Both US hostage envoy Roger Carstens and acting US Special Envoy for Iran Abram Paley were on hand in Doha on Monday to receive the released Americans. The plan was for a brief stop over in Doha before flying on to Washington.
U.S. officials said the release of the five wrongfully detained Americans will make their families whole after years of torment, but does not change the trajectory of U.S. relations with Iran.
“We're returning five American citizens to their families after years of torment,” a senior U.S. administration official said on a call with reporters Sunday night, speaking on background to describe what they expected to unfold.
“Importantly,” he continued, “this deal has not changed our relationship with Iran in any way. Iran is an adversary and a state sponsor of terrorism.

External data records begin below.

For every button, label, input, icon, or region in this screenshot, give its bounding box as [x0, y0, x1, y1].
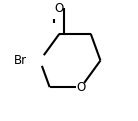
Text: O: O	[76, 81, 86, 94]
Text: Br: Br	[14, 54, 27, 67]
Text: O: O	[55, 2, 64, 15]
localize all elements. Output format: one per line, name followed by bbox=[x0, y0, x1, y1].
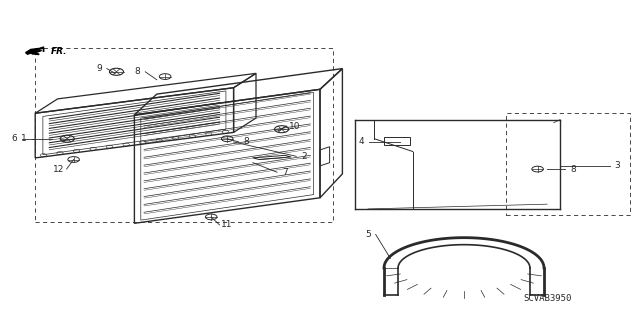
Polygon shape bbox=[26, 47, 44, 54]
Text: 3: 3 bbox=[615, 161, 620, 170]
Text: 9: 9 bbox=[97, 64, 102, 73]
Text: 7: 7 bbox=[282, 168, 287, 177]
Text: 12: 12 bbox=[53, 165, 65, 174]
Text: 8: 8 bbox=[244, 137, 249, 146]
Text: 10: 10 bbox=[289, 122, 300, 130]
Text: 6: 6 bbox=[12, 134, 17, 143]
Text: 8: 8 bbox=[135, 67, 140, 76]
Bar bbox=[506, 113, 630, 215]
Bar bbox=[35, 48, 333, 222]
Text: SCVAB3950: SCVAB3950 bbox=[523, 294, 572, 303]
Text: 8: 8 bbox=[570, 165, 575, 174]
Text: 2: 2 bbox=[301, 152, 307, 161]
Text: 5: 5 bbox=[365, 230, 371, 239]
Text: 11: 11 bbox=[221, 220, 233, 229]
Text: 4: 4 bbox=[359, 137, 364, 146]
Text: 1: 1 bbox=[22, 134, 27, 143]
Text: FR.: FR. bbox=[51, 47, 68, 56]
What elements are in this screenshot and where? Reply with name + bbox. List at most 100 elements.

We will hold them accountable wherever possible.”
As a signal of that, the United States was expected to sanction two additional Iranian entities on Monday, including on Iran’s Ministry of Intelligence. They would be just the latest in some four hundred Iranian sanction designations the Biden administration has issued since it came into office in 2021 seeking to revive the 2015 Iran nuclear deal, which Trump quit in 2018. But that hasn’t happened, and U.S. officials indicated they had no expectations for direct talks with Iran on the sidelines of the UN General Assembly getting underway in New York this week, which both Biden and Iranian President Ebrahim Raisi will be attending.
“You asked if there's any talks planned this week? Absolutely not,” the senior US administration official said. “We do not close the door entirely to diplomacy. But we approach diplomacy with principled and standards, and if we see an opportunity, we will explore it, but right now I've really nothing to talk about.”
(An Iraniann offiial, asked about the prospect of direct U.S. Iran talks, said, “G-d knows.”)
“We are focused daily on a policy for the Middle East that combines deterrence with diplomacy to reduce the risk of Iran's aggression, …de-escalates conflicts through diplomacy wherever possible, and contributing and building a more stable integrated prosperous Middle East region,” the US official said. “But it goes without saying that when we have an opportunity to bring American citizens home, we do seek to seize it and that's what we're doing here.
“The President is making five families whole again,” the U.S. offiocial said. “That's ultimately what this is about.”
Siamak Namazi, in a statement released upon his handover to U.S. officials in Doha, said his joy at his impending reunion with his family was mixed with sorrow for Iran’s political prisoners.
“I find my ineffable joy of my forthcoming reunification with my family is laced with sorrow – a painful and deep feeling of guilt for taking my breaths in freedom while so many courageous individuals that I love and admire continue languishing behind those walls,” Namazi said. “They are detained for demanding the dignity and freedom that every human being is inherently entitled to; for reporting the truth; for worshipping their God; for being a woman. For nothing.
“All the political prisoners of Iran, a country where the indomitable courage of women leaves us in awe, deserve their liberty,” he said.